Título: Inflação causa escassez de dinheiro na Argentina
Autor: Rittner, Daniel
Fonte: Valor Econômico, 03/01/2011, Internacional, p. A17

Os argentinos já conviveram com notas de 1 milhão de pesos, são experientes na arte de cortar zeros da moeda e suportaram inflação de quase 5.000% no fim dos anos 80. Talvez, por esse histórico, estejam encarando com tranquilidade o excêntrico problema que tem afetado o país desde as vésperas do Natal: a oferta insuficiente de dinheiro vivo. Há falta de troco para operações banais, o Banco Central encomendou à Casa da Moeda do Brasil a impressão de notas de 100 pesos e instituições financeiras fixaram limites para saques em caixas eletrônicos.

As distorções são resultado da escalada inflacionária, que não é reconhecida pelo governo, e da diminuição do poder de compra das notas maiores. Menos de 30% da população tem conta corrente e o uso de cartões de débito é muito menor do que no Brasil, por exemplo. Com isso, a demanda adicional por notas causada pelo pagamento do 13º salário e pelo aumento das compras evidenciou a incapacidade do BC de abastecer o mercado.

"Há alguns anos você ia ao supermercado com 100 pesos e enchia o carrinho. Hoje sai carregando duas sacolas de plástico", queixa-se o taxista José Alberto Orellana, inconformado com a alta dos alimentos. Com 100 pesos paga-se entre quatro e cinco quilos de peito de frango em um supermercado ou um jantar, para uma pessoa, com direito a entrada, vinho e sobremesa em um restaurante de um bairro elegante como Palermo.
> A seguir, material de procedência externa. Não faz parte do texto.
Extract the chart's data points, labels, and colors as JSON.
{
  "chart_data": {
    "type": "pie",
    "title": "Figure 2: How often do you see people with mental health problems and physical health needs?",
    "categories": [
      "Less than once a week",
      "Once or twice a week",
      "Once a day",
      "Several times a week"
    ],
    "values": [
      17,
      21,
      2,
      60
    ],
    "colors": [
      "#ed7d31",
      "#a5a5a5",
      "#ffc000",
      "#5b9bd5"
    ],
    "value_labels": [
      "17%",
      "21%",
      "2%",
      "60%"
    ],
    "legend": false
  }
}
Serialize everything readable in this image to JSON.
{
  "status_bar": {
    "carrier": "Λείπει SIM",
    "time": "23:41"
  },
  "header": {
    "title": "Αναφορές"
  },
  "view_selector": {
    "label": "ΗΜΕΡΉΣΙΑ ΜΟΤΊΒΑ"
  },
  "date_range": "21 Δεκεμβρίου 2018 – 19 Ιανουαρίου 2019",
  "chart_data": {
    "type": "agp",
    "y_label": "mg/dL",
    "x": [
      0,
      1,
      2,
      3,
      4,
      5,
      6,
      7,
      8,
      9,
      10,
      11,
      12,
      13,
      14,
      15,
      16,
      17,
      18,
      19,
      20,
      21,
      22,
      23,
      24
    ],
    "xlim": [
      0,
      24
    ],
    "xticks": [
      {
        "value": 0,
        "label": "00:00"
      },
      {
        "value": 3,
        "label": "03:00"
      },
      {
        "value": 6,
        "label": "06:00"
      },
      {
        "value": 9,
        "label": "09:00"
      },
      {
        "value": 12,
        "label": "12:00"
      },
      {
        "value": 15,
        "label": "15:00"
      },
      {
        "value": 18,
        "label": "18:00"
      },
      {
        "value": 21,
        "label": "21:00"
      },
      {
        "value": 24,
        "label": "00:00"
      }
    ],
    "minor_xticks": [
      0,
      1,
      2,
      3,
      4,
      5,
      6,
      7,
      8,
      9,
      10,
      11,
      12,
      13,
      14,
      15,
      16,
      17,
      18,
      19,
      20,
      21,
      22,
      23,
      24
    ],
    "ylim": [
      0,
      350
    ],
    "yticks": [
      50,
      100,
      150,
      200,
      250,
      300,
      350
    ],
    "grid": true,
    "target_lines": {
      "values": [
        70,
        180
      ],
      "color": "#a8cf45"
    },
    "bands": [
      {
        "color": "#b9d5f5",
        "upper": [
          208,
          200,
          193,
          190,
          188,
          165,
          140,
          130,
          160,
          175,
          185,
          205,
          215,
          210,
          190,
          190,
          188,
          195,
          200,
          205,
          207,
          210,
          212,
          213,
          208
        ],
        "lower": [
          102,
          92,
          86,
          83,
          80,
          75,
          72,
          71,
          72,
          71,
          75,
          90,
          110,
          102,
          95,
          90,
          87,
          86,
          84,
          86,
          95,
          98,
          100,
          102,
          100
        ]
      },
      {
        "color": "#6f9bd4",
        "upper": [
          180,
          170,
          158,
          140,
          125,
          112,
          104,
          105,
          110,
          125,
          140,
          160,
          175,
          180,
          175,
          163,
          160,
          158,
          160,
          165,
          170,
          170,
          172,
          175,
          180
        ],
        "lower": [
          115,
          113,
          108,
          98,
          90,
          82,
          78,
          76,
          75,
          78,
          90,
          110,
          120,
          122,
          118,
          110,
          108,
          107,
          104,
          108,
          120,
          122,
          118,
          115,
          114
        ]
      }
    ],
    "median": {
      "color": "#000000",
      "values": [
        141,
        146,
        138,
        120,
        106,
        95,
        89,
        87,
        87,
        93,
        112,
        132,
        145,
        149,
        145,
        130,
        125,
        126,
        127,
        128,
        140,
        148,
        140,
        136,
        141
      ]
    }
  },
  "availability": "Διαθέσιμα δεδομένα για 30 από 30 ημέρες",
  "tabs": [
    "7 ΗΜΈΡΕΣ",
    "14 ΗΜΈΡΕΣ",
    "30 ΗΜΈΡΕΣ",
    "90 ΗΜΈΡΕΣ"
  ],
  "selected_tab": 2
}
Amplamente desacreditado, o Instituto Nacional de Estatística e Censos (Indec) aponta inflação em torno de 11% em 2010. O ministro da Economia, Amado Boudou, insiste em dizer que a disparada dos preços tem afetado só os mais ricos. Medições independentes, porém, indicaram inflação de 24% a 26%, a alta mais forte desde que o país sentiu os efeitos da megadesvalorização do peso, em 2002. Neste ano, o país deverá encostar na barreira de 30% e disputará com a Venezuela o índice mais elevado da região.

Diante da escalada inflacionária, as notas de 100 pesos ficaram com o poder de compra reduzido. Como praticamente todos os trabalhadores formais conseguiram reajustes salariais repondo a inflação, o poder aquisitivo se manteve, mas ocorreu o óbvio: todos precisam de muito mais notas para fazer compras, começou a haver escassez e intensificou-se o problema já crônico da falta de troco.

A efígie do presidente Julio Roca (1843-1914), que ilustra as notas de 100 pesos, nunca esteve tão desprestigiada. Há cinco anos, essas notas correspondiam a 35% do papel-moeda em circulação na Argentina. Nos últimos meses, representaram até seis de cada dez novas notas a entrar no sistema financeiro.

Mesmo assim, a oferta não estava dando conta do alto volume de transações e o BC fez um convênio com a Casa da Moeda do Brasil para imprimir dinheiro em gráficas brasileiras. Nem isso solucionou o problema. No dia 24 de dezembro, contrariando a programação divulgada anteriormente, os bancos fecharam as portas ao público por causa da falta de bilhetes. Depois, instituições financeiras como o Banco Ciudad (de Buenos Aires) e o Nuevo Banco del Chaco (NBCH) resolveram limitar os saques a mil e a 500 pesos, respectivamente. Ao mesmo tempo, pediam que seus clientes usassem mais os cartões de débito. "Estamos diante de alta de papel-moeda", comunicou o presidente do NBCH, Juan Carlos Saife, em anúncio veiculado na imprensa local.

Para muitos economistas, se baixar os níveis de inflação pode requerer um ajuste mais complicado, acabar com a escassez de bilhetes é relativamente simples: bastaria emitir notas de 200 e até de 500 pesos. "Acho que é uma decisão que deverá ser tomada ainda em 2011", diz o economista Aldo Pignanelli, ex-presidente do BC. Segundo ele, nem os cofres dos bancos nem seus caixas eletrônicos têm espaço suficiente para armazenar uma grande quantidade de notas de menor valor. Por isso, muitos oferecem apenas bilhetes de 100 pesos, o que diminui a entrada em circulação de notas menores e agrava a escassez de troco. As notas de 10, 20 e 50 pesos, que há cinco anos correspondiam a 27% do papel-moeda em circulação, hoje representam só 22%.

Parlamentares da oposição já apresentaram projetos de lei para introduzir notas de 200, 500 e 1.000 pesos. A Associação de Bancos da Argentina (ABA) também encaminhou ao BC uma nota técnica defendendo a medida. Mas o governo se recusa a acatar a ideia, o que seria um reconhecimento de que a inflação realmente tem corroído o valor da desprestigiada efígie de Roca.